A CURTAIL'D MEMOIR OF INCIDENTS AND OCCURRENCES IN THE LIFE OF JOHN SURMAN CARDEN, VICE ADMIRAL IN THE BRITISH NAVY. WRITTEN BY HIMSELF, 1850, NOW FIRST PRINTED AND EDITED.

Atkinson, C. T.


£200.00




Oxford, at the Clarendon Press, 1st.ed., 1912. Xxvi + 319 pp., guarded photogravure port. frontis., + 1 other port. & a battle-plan. Brown buckram ; gilt ; edges uncut. 23 x 15cm. V.G. It is customary for a naval officer who has led a brilliant career to write his memoirs in his twilight years, but less so for an officer whose career was "curtail'd", chiefly due to the loss of his ship in battle. Not that the loss was anything to be ashamed of. John Carden was up against a superior force and fought with great gallantry before having to lower his flag. The Cardens had originated in Cheshire but had moved to Kent and John Surman Carden's branch had settled in Ireland in the middle of the 17th century. Carden entered the Royal Navy at the age of 17 and after an inactive start in the Portsmouth guardship, spent the next five years on the East Indies station where he saw action against Malay pirates and had an early encounter with the French on the outbreak of the long Revolutionary War.
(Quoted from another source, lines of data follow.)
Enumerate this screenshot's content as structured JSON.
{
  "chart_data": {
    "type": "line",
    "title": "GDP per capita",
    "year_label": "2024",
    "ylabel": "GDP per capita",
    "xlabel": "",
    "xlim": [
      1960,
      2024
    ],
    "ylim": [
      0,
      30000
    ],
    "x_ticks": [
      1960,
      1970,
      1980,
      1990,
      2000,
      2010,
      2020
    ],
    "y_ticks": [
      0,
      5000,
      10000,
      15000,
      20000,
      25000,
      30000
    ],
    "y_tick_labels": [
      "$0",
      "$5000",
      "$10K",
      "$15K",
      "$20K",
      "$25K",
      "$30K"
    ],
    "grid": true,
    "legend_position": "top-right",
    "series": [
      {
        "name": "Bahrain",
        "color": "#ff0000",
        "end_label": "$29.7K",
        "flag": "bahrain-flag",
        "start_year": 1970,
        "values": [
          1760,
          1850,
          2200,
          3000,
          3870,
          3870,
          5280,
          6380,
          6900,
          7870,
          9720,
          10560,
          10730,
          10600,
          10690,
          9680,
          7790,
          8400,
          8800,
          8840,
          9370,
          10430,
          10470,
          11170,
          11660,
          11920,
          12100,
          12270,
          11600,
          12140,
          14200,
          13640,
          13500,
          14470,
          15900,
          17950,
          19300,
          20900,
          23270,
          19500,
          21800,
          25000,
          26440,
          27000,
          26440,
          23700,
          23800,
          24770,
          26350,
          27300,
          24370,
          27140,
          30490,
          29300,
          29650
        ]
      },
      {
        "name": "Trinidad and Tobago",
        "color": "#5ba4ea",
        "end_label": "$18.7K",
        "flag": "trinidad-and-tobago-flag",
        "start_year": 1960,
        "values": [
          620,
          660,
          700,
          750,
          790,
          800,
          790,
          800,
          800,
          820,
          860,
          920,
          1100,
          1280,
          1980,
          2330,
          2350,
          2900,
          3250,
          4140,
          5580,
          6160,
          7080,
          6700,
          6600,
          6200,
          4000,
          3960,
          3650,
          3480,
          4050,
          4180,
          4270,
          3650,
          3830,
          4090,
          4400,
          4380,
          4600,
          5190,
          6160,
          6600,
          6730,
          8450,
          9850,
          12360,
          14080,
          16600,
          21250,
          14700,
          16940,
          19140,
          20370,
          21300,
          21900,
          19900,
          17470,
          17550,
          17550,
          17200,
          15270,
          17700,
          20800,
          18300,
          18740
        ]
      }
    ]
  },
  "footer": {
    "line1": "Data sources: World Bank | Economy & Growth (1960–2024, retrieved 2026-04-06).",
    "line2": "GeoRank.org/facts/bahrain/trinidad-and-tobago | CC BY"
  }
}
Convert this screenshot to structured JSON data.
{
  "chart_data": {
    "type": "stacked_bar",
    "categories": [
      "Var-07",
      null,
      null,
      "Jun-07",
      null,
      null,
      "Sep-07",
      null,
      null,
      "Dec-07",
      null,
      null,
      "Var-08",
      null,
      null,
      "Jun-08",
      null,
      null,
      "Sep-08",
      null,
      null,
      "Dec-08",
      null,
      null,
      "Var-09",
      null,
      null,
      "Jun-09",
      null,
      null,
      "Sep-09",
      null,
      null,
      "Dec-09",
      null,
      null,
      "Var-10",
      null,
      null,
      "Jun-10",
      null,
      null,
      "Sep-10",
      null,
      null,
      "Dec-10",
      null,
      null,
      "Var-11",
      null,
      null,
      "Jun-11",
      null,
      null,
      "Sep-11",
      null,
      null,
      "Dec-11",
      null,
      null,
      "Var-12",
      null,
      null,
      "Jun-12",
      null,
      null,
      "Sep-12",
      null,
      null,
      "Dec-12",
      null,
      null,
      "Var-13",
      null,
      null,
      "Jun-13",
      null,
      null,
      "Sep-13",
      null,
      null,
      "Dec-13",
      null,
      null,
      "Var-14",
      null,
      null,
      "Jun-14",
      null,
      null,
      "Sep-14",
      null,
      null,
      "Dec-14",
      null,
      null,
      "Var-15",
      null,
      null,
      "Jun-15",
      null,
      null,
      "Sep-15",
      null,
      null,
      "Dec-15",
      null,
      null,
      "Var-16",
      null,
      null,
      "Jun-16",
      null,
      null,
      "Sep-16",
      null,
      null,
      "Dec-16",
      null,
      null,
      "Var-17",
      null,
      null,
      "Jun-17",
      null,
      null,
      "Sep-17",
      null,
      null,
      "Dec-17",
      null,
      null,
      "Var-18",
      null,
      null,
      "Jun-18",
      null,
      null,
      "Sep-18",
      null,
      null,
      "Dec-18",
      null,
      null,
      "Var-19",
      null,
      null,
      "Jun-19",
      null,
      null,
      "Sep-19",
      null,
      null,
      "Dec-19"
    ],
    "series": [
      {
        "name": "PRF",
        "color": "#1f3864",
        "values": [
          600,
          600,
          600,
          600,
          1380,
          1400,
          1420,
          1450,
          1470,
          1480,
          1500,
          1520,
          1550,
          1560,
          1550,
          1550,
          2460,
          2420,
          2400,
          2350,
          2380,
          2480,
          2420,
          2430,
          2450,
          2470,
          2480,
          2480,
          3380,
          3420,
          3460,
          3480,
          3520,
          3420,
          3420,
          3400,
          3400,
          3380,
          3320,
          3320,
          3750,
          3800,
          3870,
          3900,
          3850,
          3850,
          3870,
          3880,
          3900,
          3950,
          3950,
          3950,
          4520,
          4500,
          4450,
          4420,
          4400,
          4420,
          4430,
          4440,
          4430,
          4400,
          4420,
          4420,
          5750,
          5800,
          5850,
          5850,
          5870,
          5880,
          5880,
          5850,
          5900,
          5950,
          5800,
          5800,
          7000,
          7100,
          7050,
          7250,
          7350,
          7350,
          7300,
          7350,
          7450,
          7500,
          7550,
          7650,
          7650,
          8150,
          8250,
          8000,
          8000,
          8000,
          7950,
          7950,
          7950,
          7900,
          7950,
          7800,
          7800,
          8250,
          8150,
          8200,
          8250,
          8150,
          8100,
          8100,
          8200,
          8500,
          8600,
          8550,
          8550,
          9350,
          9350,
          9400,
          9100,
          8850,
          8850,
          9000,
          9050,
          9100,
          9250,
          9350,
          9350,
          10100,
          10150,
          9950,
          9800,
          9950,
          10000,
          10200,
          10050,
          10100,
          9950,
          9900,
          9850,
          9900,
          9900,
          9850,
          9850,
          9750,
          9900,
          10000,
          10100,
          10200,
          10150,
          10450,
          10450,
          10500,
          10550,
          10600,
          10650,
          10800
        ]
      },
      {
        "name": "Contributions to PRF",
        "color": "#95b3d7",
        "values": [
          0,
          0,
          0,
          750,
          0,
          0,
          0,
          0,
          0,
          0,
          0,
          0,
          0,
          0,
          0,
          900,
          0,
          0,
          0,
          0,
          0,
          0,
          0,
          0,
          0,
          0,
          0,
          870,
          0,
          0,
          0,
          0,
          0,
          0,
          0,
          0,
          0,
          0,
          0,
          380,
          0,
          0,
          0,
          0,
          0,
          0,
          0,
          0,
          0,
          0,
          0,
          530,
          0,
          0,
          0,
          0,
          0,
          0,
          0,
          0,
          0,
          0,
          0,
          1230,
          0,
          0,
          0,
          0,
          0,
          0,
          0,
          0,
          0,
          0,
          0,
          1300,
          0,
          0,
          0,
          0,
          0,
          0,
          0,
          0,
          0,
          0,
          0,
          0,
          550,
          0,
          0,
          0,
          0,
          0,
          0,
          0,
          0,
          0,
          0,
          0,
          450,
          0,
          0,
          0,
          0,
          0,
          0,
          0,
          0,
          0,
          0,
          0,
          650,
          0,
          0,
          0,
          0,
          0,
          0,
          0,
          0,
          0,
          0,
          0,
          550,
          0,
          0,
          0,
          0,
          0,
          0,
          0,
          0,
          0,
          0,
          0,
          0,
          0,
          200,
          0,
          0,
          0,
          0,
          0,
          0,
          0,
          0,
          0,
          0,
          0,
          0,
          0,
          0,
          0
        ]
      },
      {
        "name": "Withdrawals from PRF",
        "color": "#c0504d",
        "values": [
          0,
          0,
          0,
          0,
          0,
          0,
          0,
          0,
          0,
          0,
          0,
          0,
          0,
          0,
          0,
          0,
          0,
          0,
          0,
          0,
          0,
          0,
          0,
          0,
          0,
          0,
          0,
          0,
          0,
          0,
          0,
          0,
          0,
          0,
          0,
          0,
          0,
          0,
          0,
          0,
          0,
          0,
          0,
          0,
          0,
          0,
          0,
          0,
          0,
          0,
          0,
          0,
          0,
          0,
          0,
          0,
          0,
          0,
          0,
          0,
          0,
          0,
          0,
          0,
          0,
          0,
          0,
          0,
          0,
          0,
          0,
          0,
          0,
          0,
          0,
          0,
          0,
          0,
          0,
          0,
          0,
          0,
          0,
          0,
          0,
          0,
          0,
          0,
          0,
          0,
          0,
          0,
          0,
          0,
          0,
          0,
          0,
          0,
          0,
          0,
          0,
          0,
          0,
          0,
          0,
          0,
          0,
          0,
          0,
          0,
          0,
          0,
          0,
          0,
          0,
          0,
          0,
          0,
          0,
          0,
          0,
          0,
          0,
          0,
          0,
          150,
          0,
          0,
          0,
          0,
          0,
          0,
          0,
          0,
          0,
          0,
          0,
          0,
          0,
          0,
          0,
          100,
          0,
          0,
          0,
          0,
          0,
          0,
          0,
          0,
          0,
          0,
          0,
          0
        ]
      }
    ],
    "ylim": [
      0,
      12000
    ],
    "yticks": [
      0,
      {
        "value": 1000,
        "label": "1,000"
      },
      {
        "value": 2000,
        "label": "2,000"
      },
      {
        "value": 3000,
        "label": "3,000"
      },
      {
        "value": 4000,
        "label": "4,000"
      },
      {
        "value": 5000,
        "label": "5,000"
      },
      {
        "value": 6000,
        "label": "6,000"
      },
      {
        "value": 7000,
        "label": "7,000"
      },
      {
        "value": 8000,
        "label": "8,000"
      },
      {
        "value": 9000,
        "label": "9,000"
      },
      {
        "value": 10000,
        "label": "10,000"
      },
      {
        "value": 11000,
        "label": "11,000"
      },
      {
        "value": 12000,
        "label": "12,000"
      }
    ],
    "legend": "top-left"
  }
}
Returning to England in late 1793, he joined the Channel fleet under Lord Howe and fought in the Glorious First of June (1794). His career was varied and active but he just missed Trafalgar although he carried home Collingwood's dispatches. Carden was in the VILLE DE PARIS at Corunna when Sir John Moore's army was in retreat, and he was in command of the MARS 74, in the Baltic under Sir James Saumarez. After further active service, Carden found himself in command of the frigate MACEDONIAN during the Naval War of 1812. She fought a bitter engagement with the much larger UNITED STATES and his frigate was reduced to "an unmanageable log on the ocean", all her masts gone, half her guns out of action, and over 100 of her 259 men killed or wounded. This, together with a quarrel with the powerful Secretary to the Admiralty, Mr. Croker, left his career 'on the shelf' after 1812. These and other remarkable incidents in the life and service of Vice-Admiral Carden (he in fact rose to become Admiral in 1855 : three years before his death) are fully and candidly described in this book. SCARCE.